SAĞLIK

Akciğer kanserinin tanı ve tedavisi ekip halinde yapılmalıdır

Abone Ol

Prof. Dr. Erkan Topuz akciğer kanseri tedavisinde  onkolog, radyasyon onkoloğu ve cerrahın birlikte çalışması gerektiğini söyledi. Topuz konu hakknda, "Sizlere akciğer kanserinin türleri ve teşhis aşamasında uygulanacak tetkikler hakkında bilgi vereceğiz... Akciğer kanserleri; küçük hücreli akciğer kanseri ve küçük hücreli dışı akciğer kanseri olarak iki grupta incelenir. Hastalıkların özellikleri şöyledir:
 Küçük hücreli: Küçük hücreli tipler; skuamöz hücreli kanser (Derinin epidermis tabakasının orta bölümünden doğan habis bir tümör) adeno karsinom ve büyük hücreli kanser tiplerdir. Bu kanserlerden skuamöz hücreli kanser, akciğer kanserinin yüzde 30'unu oluşturur. Adeno kanserler ve büyük hücreli kanserler ise tüm akciğer kanserlerinin yüzde 60'ını oluşturur. Küçük hücreli akciğer kanseri, akciğer kanserlerinin yüzde 15'ini meydana getirir. Bu hastaların çoğunda, tanı konduğu zaman hastalık ileri evrededir. Hastalığın metastaz yapma özelliği de fazladır. Sıklıkla kemik iliği ve karaciğere metastaz yapar. Akciğerde sıvı oluşumu gözlenir. Bazı çalışmalarda; teşhis konduğu anda kemik iliği metastazının yüzde 85 oranında olduğu görülmüştür.

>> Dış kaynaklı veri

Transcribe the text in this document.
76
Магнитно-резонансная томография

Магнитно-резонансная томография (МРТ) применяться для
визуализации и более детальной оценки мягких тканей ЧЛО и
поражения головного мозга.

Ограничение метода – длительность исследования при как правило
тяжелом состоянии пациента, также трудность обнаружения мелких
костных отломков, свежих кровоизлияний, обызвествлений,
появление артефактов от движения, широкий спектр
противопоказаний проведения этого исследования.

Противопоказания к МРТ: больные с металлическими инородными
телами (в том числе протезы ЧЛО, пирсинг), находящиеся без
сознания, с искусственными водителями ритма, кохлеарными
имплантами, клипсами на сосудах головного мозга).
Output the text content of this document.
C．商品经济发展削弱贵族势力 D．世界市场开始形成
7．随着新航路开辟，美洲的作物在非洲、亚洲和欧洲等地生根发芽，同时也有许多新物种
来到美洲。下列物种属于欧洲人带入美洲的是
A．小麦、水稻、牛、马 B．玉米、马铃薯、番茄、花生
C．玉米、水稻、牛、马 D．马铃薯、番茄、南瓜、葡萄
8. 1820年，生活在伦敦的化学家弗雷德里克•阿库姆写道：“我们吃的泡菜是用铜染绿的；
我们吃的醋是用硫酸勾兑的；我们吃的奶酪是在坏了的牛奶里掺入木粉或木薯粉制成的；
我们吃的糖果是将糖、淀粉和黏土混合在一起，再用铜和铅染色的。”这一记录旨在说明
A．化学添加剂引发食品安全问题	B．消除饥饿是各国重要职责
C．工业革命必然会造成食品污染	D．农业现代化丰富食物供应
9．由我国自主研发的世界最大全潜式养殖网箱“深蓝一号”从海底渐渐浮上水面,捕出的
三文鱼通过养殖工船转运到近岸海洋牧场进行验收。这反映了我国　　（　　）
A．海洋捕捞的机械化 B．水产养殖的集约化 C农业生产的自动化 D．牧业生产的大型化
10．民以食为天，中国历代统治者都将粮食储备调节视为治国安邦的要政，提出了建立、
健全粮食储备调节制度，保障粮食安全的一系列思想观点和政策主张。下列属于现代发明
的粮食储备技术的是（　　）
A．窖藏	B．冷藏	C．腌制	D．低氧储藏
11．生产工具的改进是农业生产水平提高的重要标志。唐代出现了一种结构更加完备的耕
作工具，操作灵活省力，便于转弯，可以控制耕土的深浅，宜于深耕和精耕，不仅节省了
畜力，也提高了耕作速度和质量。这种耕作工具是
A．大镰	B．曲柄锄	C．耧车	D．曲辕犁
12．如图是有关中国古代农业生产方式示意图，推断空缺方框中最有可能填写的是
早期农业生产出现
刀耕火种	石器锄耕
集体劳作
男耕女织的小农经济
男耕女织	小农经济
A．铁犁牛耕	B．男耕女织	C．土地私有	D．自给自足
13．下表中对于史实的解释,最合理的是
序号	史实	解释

 Küçük hücreli dışı: Bu kanser tipinin belirtileri şöyle sıralanır: Uzun süren veya karakteri değişen öksürük, kanlı balgam, nefes darlığı, göğüs-sırt ağrısı, ses kısıklığı, tekrarlayan enfeksiyonlar, venakava süperior sendromu (Yüz, kollar ve omuzlarda şişlik ve deride mavimor renk görülür), kilo kaybı, kemik ve baş ağrısı, serum alkalen fosfotaz, serbest kalsiyum ve LDH yüksekliği gibi belirtiler, kemik eklem ağrıları, akciğerde bulgulara bağlı olarak çomak parmak (tanbur çomağı parmağı). Akciğer grafisinde nodül, kitle, her iki akciğer arasındaki boşluktaki genişleme, akciğerde bronşların tıkanmasına bağlı belirtiler ve akciğer zarında sıvı toplanması; akciğer kanserinin ön tanısını kuvvetlendirir." dedi.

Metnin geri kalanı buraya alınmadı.